De verteltijd is gelijk aan 254 pagina's. Er werd duidelijk gebruik gemaakt van een tijdversnelling om
het verhaal te vertellen. Het verhaal loopt ook grotendeels chronologisch, met uitzondering van
enkele flashbacks waarbij Anton terugdenkt aan de avond van de aanslag. Er worden ook
verschillende jaren uit het leven van Anton overgeslagen. Er zijn tijdssprongen gebruikt om zo
enkel de essentiële momenten uit Antons leven te moeten vertellen. De schrijver vat aan
het begin van elke episode wel even samen wat er gebeurd is in de jaren die werden overgeslagen
zodat het verhaal toch een samenhangend geheel vormt.

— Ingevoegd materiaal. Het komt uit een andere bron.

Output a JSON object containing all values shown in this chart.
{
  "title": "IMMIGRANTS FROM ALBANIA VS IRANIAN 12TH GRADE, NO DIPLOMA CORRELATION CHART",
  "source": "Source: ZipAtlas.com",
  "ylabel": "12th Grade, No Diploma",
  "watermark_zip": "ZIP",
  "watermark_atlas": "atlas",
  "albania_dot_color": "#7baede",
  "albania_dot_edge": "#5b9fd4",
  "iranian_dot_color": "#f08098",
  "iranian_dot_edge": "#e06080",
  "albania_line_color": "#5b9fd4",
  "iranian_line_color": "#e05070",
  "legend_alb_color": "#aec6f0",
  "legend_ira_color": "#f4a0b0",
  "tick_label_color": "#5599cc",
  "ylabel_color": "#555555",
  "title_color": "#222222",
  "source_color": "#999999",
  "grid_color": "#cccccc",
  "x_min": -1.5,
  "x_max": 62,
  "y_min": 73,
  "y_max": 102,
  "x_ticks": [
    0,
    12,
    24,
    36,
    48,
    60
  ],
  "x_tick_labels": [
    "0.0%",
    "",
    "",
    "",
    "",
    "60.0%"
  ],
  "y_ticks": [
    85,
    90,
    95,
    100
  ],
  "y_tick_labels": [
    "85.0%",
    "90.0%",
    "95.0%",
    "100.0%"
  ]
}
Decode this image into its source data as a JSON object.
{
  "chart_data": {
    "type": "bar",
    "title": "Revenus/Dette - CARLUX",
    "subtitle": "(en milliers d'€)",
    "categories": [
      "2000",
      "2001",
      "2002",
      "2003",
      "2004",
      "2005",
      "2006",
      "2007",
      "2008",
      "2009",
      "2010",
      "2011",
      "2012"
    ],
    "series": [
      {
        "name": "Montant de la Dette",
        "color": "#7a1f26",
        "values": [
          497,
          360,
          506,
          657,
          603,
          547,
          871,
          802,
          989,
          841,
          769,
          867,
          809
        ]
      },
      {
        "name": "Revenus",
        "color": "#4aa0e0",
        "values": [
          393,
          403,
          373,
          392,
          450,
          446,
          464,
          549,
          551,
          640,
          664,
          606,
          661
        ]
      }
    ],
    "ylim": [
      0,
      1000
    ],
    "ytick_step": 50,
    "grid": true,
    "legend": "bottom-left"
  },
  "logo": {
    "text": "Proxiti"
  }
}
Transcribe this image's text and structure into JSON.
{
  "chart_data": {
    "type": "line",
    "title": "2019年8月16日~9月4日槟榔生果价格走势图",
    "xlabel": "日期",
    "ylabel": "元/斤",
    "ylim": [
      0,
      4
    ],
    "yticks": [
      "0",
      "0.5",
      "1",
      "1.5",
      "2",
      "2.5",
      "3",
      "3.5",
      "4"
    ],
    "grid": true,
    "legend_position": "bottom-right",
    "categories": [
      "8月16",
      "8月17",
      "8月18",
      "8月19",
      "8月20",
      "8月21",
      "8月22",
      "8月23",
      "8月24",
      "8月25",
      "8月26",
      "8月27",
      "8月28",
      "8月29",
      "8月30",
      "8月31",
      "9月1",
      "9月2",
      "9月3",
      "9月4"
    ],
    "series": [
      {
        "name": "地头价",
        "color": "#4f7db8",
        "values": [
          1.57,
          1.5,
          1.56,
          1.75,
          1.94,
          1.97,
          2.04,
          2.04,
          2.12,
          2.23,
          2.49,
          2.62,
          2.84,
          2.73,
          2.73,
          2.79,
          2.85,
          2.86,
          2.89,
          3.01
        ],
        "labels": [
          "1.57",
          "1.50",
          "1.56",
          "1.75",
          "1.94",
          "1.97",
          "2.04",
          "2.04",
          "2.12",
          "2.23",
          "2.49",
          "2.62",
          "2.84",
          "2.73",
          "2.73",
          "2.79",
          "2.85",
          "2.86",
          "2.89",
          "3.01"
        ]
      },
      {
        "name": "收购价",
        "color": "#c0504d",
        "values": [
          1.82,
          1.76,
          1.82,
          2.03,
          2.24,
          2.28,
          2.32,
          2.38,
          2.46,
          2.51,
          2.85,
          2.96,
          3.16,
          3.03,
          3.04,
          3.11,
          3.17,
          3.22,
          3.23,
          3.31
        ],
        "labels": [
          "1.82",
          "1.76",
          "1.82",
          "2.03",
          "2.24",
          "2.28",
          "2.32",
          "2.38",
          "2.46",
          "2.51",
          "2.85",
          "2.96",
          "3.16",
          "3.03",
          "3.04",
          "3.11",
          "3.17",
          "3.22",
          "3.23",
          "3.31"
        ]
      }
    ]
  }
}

Het boek bevat ook een heel duidelijk leidmotief, namelijk stenen. Allereerst is de achternaam van 
het hoofdpersonage Steenwijk, dit is reeds een duidelijke verwijzing naar stenen. Daarnaast denkt
Anton vaak terug aan het visgraatmotief van de stenen in zijn straat. Op die stenen werd de NSB'er
vermoord en elke keer als hij terugkeert naar zijn geboorteplek, ziet hij die man terug liggen op die
stenen. Daarbovenop is ook het monument, dat werd geplaatst ter ere van zijn ouders en andere
gefusilleerde mensen, gemaakt uit steen. Tot slot ontmoet hij, op het einde van het boek, zijn oude
buurmeisje aan de 'Stone of Scone'. Daar vertelt ze hem wat er juist gebeurde op de avond van de
aanslag en wat er met zijn broer is gebeurd.

Een tweede belangrijk motief in het verhaal is een dobbelsteen. Op de avond van de  aanslag
speelde Anton met zijn familie mens-erger-je-niet. Toen het hele huis uitbrandde en Anton
alleen buiten in de kou stond, nam hij de dobbelsteen, die hij in zijn zak had gestoken, vast. Bijna op
het einde van het verhaal wordt hij geconfronteerd met een aansteker in de vorm van een
dobbelsteen. Op dat moment krijgt hij een paniekaanval, omdat alle gebeurtenissen van toen zich
terug afspelen in zijn hoofd. Deze dobbelsteen staat voor het lot en het toeval in Antons leven. Het
lot heeft bepaald dat net zijn familie werd vermoord en dat net zijn huis werd afgebrand.
Het grondmotief van het verhaal is dan ook dat door toeval of door het lot iemands hele leven kan
bepaald worden.

De stijl die Mulisch gebruikt in 'de aanslag' kan vaak als beeldend omschreven worden.  Er worden 
regelmatig moeilijke woorden of lange zinnen gebruikt. Toch stoort dit niet bij het lezen van het verhaal.
Dit komt doordat het verhaal zeer aangrijpend is en dat de boodschap die vervat zit in het verhaal zeer
mooi tot zijn recht komt. In deze roman heeft Mulisch ook geprobeerd om zo veel mogelijk belangrijke
historische momenten te betrekken in het verhaal. Zo wordt de aanslag gepleegd tijdens de Tweede
Wereldoorlog en eindigt het verhaal met de grote vredesmars uit 1981. Zo is de cirkel van het verhaal
mooi rond, het verhaal begint met oorlog en eindigt met een oproep voor vrede.